The Ladies of Beowulf 

In Beowulf, the poem is focuses primarily on the deeds of the males. Each woman in Beowulf the poet portrays as a strong individual, each of them having a specific role in the poem. All the women struggle to define a place for them to be in the heroic world, but they are still not main characters in the poem.

The narrator depicts Queen Wealhtheow the most in Beowulf. Throughout the story, the narrator portrays Queen Wealhtheow as the wife of King Hrothgar and also a mistress of the Heorot Hall. The most important duty of Queen Wealhtheow is to carry the ceremonial goblet of mead around to the warriors during the feast, which helps to establish a tone of affection between the Geats and Danes. Queen Wealhtheow gives Beowulf a long speech to help him be aware of the rights and responsibilities that he takes after her husband passes away and to make sure that he does not take the kingdom for himself: “Beloved Beowulf, enjoy this collar with good fortune…, and make good use of this garment” (Beowulf 1215).

Hildeburh serves the role of the peacekeeper in the kingdom. This role requires her to go marry someone else from another kingdom so that the two kingdoms will be in harmony together. Hildeburh has a role through the whole poem which is to make peace with the Jutes and the Danes. She has no problem in her task of marrying a Jute and making peace with the two kingdoms: “Hildeburh had little cause to credit the Jutes: son and brother,she lost them both on the battlefield… So a truce was offered as follows” (Beowulf 1070-1085).

Grendel’s mother is the only female that has a different role from the rest. Grendel’s mother happens to be one of the three antagonists in the poem.
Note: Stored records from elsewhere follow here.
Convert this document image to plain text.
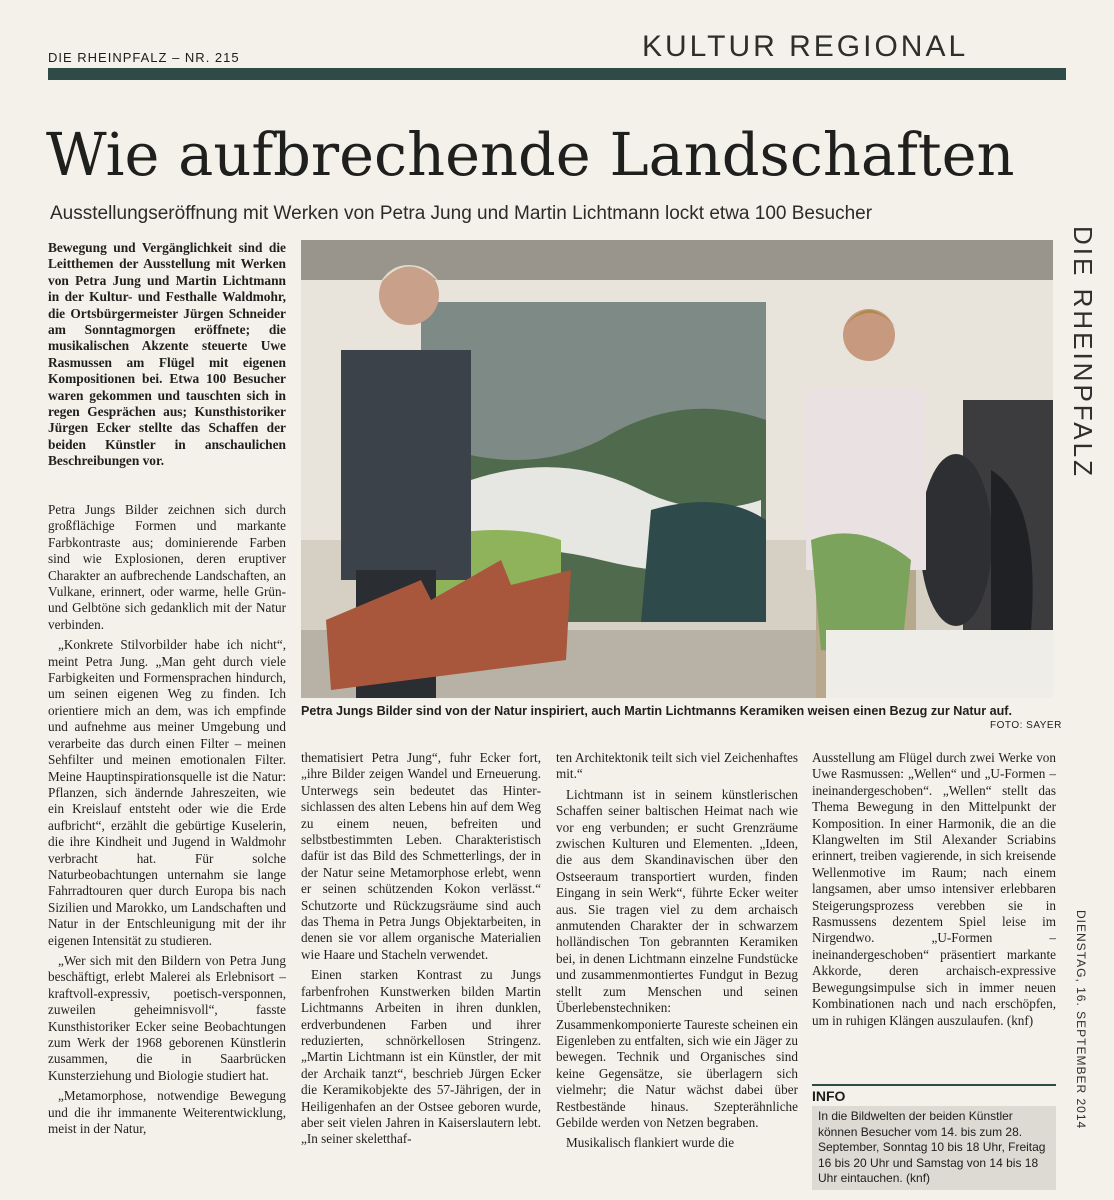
DIE RHEINPFALZ – NR. 215	KULTUR REGIONAL
Wie aufbrechende Landschaften
Ausstellungseröffnung mit Werken von Petra Jung und Martin Lichtmann lockt etwa 100 Besucher
DIE RHEINPFALZ
DIENSTAG, 16. SEPTEMBER 2014

Bewegung und Vergänglichkeit sind die Leitthemen der Ausstellung mit Werken von Petra Jung und Martin Lichtmann in der Kultur- und Festhalle Waldmohr, die Ortsbürgermeister Jürgen Schneider am Sonntagmorgen eröffnete; die musikalischen Akzente steuerte Uwe Rasmussen am Flügel mit eigenen Kompositionen bei. Etwa 100 Besucher waren gekommen und tauschten sich in regen Gesprächen aus; Kunsthistoriker Jürgen Ecker stellte das Schaffen der beiden Künstler in anschaulichen Beschreibungen vor.

Petra Jungs Bilder zeichnen sich durch großflächige Formen und markante Farbkontraste aus; dominierende Farben sind wie Explosionen, deren eruptiver Charakter an aufbrechende Landschaften, an Vulkane, erinnert, oder warme, helle Grün- und Gelbtöne sich gedanklich mit der Natur verbinden.

„Konkrete Stilvorbilder habe ich nicht“, meint Petra Jung. „Man geht durch viele Farbigkeiten und Formensprachen hindurch, um seinen eigenen Weg zu finden. Ich orientiere mich an dem, was ich empfinde und aufnehme aus meiner Umgebung und verarbeite das durch einen Filter – meinen Sehfilter und meinen emotionalen Filter. Meine Hauptinspirationsquelle ist die Natur: Pflanzen, sich ändernde Jahreszeiten, wie ein Kreislauf entsteht oder wie die Erde aufbricht“, erzählt die gebürtige Kuselerin, die ihre Kindheit und Jugend in Waldmohr verbracht hat. Für solche Naturbeobachtungen unternahm sie lange Fahrradtouren quer durch Europa bis nach Sizilien und Marokko, um Landschaften und Natur in der Entschleunigung mit der ihr eigenen Intensität zu studieren.

„Wer sich mit den Bildern von Petra Jung beschäftigt, erlebt Malerei als Erlebnisort – kraftvoll-expressiv, poetisch-versponnen, zuweilen geheimnisvoll“, fasste Kunsthistoriker Ecker seine Beobachtungen zum Werk der 1968 geborenen Künstlerin zusammen, die in Saarbrücken Kunsterziehung und Biologie studiert hat.

„Metamorphose, notwendige Bewegung und die ihr immanente Weiterentwicklung, meist in der Natur,

Petra Jungs Bilder sind von der Natur inspiriert, auch Martin Lichtmanns Keramiken weisen einen Bezug zur Natur auf.
FOTO: SAYER

thematisiert Petra Jung“, fuhr Ecker fort, „ihre Bilder zeigen Wandel und Erneuerung. Unterwegs sein bedeutet das Hintersichlassen des alten Lebens hin auf dem Weg zu einem neuen, befreiten und selbstbestimmten Leben. Charakteristisch dafür ist das Bild des Schmetterlings, der in der Natur seine Metamorphose erlebt, wenn er seinen schützenden Kokon verlässt.“ Schutzorte und Rückzugsräume sind auch das Thema in Petra Jungs Objektarbeiten, in denen sie vor allem organische Materialien wie Haare und Stacheln verwendet.

Einen starken Kontrast zu Jungs farbenfrohen Kunstwerken bilden Martin Lichtmanns Arbeiten in ihren dunklen, erdverbundenen Farben und ihrer reduzierten, schnörkellosen Stringenz. „Martin Lichtmann ist ein Künstler, der mit der Archaik tanzt“, beschrieb Jürgen Ecker die Keramikobjekte des 57-Jährigen, der in Heiligenhafen an der Ostsee geboren wurde, aber seit vielen Jahren in Kaiserslautern lebt. „In seiner skeletthaf-

ten Architektonik teilt sich viel Zeichenhaftes mit.“

Lichtmann ist in seinem künstlerischen Schaffen seiner baltischen Heimat nach wie vor eng verbunden; er sucht Grenzräume zwischen Kulturen und Elementen. „Ideen, die aus dem Skandinavischen über den Ostseeraum transportiert wurden, finden Eingang in sein Werk“, führte Ecker weiter aus. Sie tragen viel zu dem archaisch anmutenden Charakter der in schwarzem holländischen Ton gebrannten Keramiken bei, in denen Lichtmann einzelne Fundstücke und zusammenmontiertes Fundgut in Bezug stellt zum Menschen und seinen Überlebenstechniken: Zusammenkomponierte Taureste scheinen ein Eigenleben zu entfalten, sich wie ein Jäger zu bewegen. Technik und Organisches sind keine Gegensätze, sie überlagern sich vielmehr; die Natur wächst dabei über Restbestände hinaus. Szepterähnliche Gebilde werden von Netzen begraben.

Musikalisch flankiert wurde die

Ausstellung am Flügel durch zwei Werke von Uwe Rasmussen: „Wellen“ und „U-Formen – ineinandergeschoben“. „Wellen“ stellt das Thema Bewegung in den Mittelpunkt der Komposition. In einer Harmonik, die an die Klangwelten im Stil Alexander Scriabins erinnert, treiben vagierende, in sich kreisende Wellenmotive im Raum; nach einem langsamen, aber umso intensiver erlebbaren Steigerungsprozess verebben sie in Rasmussens dezentem Spiel leise im Nirgendwo. „U-Formen – ineinandergeschoben“ präsentiert markante Akkorde, deren archaisch-expressive Bewegungsimpulse sich in immer neuen Kombinationen nach und nach erschöpfen, um in ruhigen Klängen auszulaufen. (knf)

INFO
In die Bildwelten der beiden Künstler können Besucher vom 14. bis zum 28. September, Sonntag 10 bis 18 Uhr, Freitag 16 bis 20 Uhr und Samstag von 14 bis 18 Uhr eintauchen. (knf)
The poet gives Grendel’s mother a role in the story to avenge Grendel’s death which happens early in the poem. Grendel’s mother gives Beowulf a good fight but comes out on the bottom in the end. Before Beowulf even makes it to the lair, Grendel’s mother “…sensed a human observing her outlandish lair from above. So she lunged and clutched and managed to catch him in her brutal grip; but his body, for all that, remained unscathed…” (Beowulf 1500). The battle is a hard one for Beowulf even though he has the strength of 30 men in each arm and can hold his breath for days, but Grendel’s mother loses the fight because Beowulf takes her sword and uses it against her.

The slim amount of females may not sound like they did a lot throughout the poem, but overall they are a large part in the poem. They are either making peace between the kingdoms so there are no wars, serving food and drinks to the warriors so they do not have to worry after a long day of fighting or being a mother to the main antogonist of the poem. The females all offer a different perspective in the poem since they are not there to fight, besides Grendel’s mother, but to keep peace within the kingdoms and outside the kingdoms.